I blinked at him. “Your stepfather told you to corner an injured wildcat?”Father of the year...
“Yeah. We all wound up scratched—Denny’s wound barely bled—and the cat ran off into the woods. Silas wanted to follow it. To get his trophy. But he was hurt pretty good. The cat shredded his shirt and gored him right here.” Billy spread his right hand over the left side of his rib cage. “So, we packed up and went home.”
“Where your mom sewed you up?”
“Yeah. Denny didn’t need much more than a bandage, but Silas and I got stitches. That night, we were both burning up, but by the time my mom realized that ice baths weren’t going to do the trick, Silas was already shifting. It happened to me right after that. She wasfreakedout.” He shrugged. “But like I said, she’d heard rumors. And we’d told her about the cat in the woods.”

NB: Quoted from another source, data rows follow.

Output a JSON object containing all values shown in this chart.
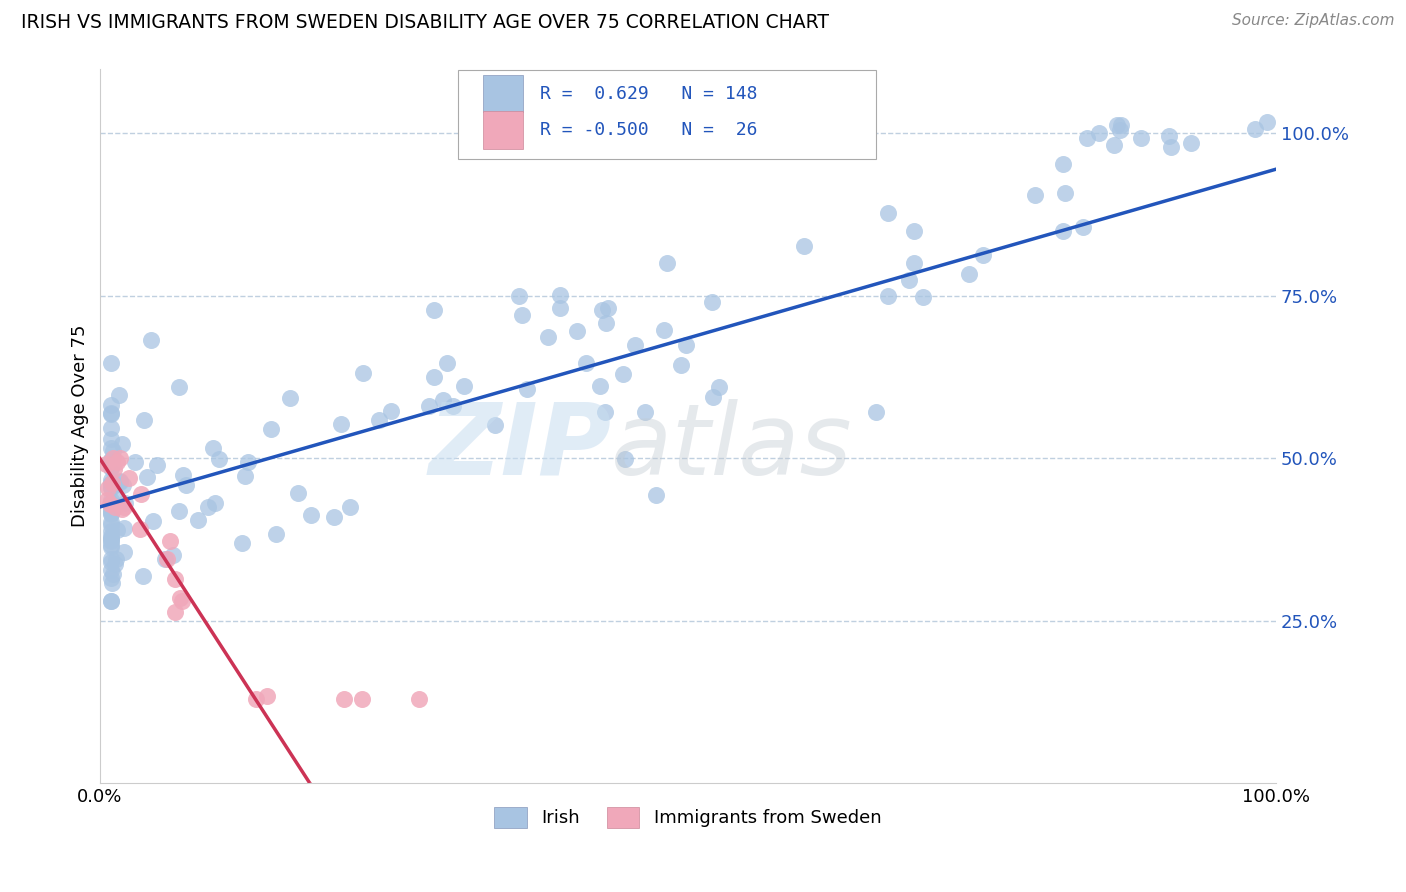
{
  "title": "IRISH VS IMMIGRANTS FROM SWEDEN DISABILITY AGE OVER 75 CORRELATION CHART",
  "source": "Source: ZipAtlas.com",
  "ylabel": "Disability Age Over 75",
  "legend_label_blue": "Irish",
  "legend_label_pink": "Immigrants from Sweden",
  "R_blue": 0.629,
  "N_blue": 148,
  "R_pink": -0.5,
  "N_pink": 26,
  "blue_color": "#a8c4e2",
  "blue_line_color": "#2255bb",
  "pink_color": "#f0a8ba",
  "pink_line_color": "#cc3355",
  "pink_line_dash": "#e8b8c8",
  "background_color": "#ffffff",
  "grid_color": "#c0d0e0",
  "ymin": 0.0,
  "ymax": 1.1,
  "xmin": 0.0,
  "xmax": 1.0,
  "yticks": [
    0.25,
    0.5,
    0.75,
    1.0
  ],
  "ytick_labels": [
    "25.0%",
    "50.0%",
    "75.0%",
    "100.0%"
  ],
  "xtick_labels": [
    "0.0%",
    "100.0%"
  ]
}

“That was when you were fourteen?” Six years ago. Two years or so before the Pride was established. Three years before I was infected.
“Yeah,” Billy said.
The poor kid never had a chance.
“So, tell us about Silas,” Vance said. “How did he adjust to being a shifter?”

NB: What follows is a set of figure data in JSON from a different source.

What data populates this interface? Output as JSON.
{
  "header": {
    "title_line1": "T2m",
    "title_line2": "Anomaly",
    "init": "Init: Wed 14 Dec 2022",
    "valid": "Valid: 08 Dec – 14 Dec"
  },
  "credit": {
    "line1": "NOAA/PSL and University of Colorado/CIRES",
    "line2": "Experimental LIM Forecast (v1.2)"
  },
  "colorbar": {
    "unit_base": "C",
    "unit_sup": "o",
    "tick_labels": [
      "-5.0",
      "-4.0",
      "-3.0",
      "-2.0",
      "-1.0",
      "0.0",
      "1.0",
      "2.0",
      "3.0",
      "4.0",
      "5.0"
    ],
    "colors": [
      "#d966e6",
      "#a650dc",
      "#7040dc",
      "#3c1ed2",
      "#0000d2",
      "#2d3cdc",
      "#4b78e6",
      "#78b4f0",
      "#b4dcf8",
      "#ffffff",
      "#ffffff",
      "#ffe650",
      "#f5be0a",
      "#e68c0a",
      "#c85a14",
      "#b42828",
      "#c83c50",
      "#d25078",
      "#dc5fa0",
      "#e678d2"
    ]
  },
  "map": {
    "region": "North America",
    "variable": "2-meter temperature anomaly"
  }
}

“He loved it.” Billy frowned. “Can I get some juice? Or some water? I’m really thirsty.”
Vance handed me his phone, which was still recording, and turned to grab a bottle of water from the case under the card table.
“Thanks,” Billy said as Vance slid the bottle between the bars. “So, yeah, Silas loved it.” He cracked open the bottle and drained half of it in a few gulps. “We all three did. We felt powerful. Fast and strong. We felt like we had this amazing secret. We saw really well in the dark, and we could lift really heavy things, and we could hear… Shit, we could hear people talk like we were fuckin’ spies. But without the equipment. We felt like superheroes.”
“And your mother?”
“She was paranoid, like I said. She thought that if anyone found out about us, they’d take us away from her and do experiments on us.”
“So, you kept your secret.”
“Yeah. For a long time. Then one day Silas came home and said he’d met another guy like us. He said the man smelled him in a crowd on the street and followed him to introduce himself.” Billy’s gaze found me, and suddenly I knew.
“Eamon,” I whispered.
“Yeah. Silas invited him over, and Mom cooked for him. And he told us about everything. How we were strays, and how there are rules, and how the ‘natural-born’ cats will leave us alone if we follow the rules. How you can’t tell anyone, and but you can still have fun, as long as that fun doesn’t bring you to the attention of human law enforcement. Because if the ‘council’”— He used air quotes.— “has a reason to hear about you, they’ll come after you.”
I glanced at Vance, who shrugged. Billy was not wrong. Back then, there had been no Mississippi Valley Pride. No Alpha, Marshalls, or enforcers to inform and protect the local shifter residents. And Pride cats preferred that strays remain out of sight and out of mind. Silent, obedient, and invisible.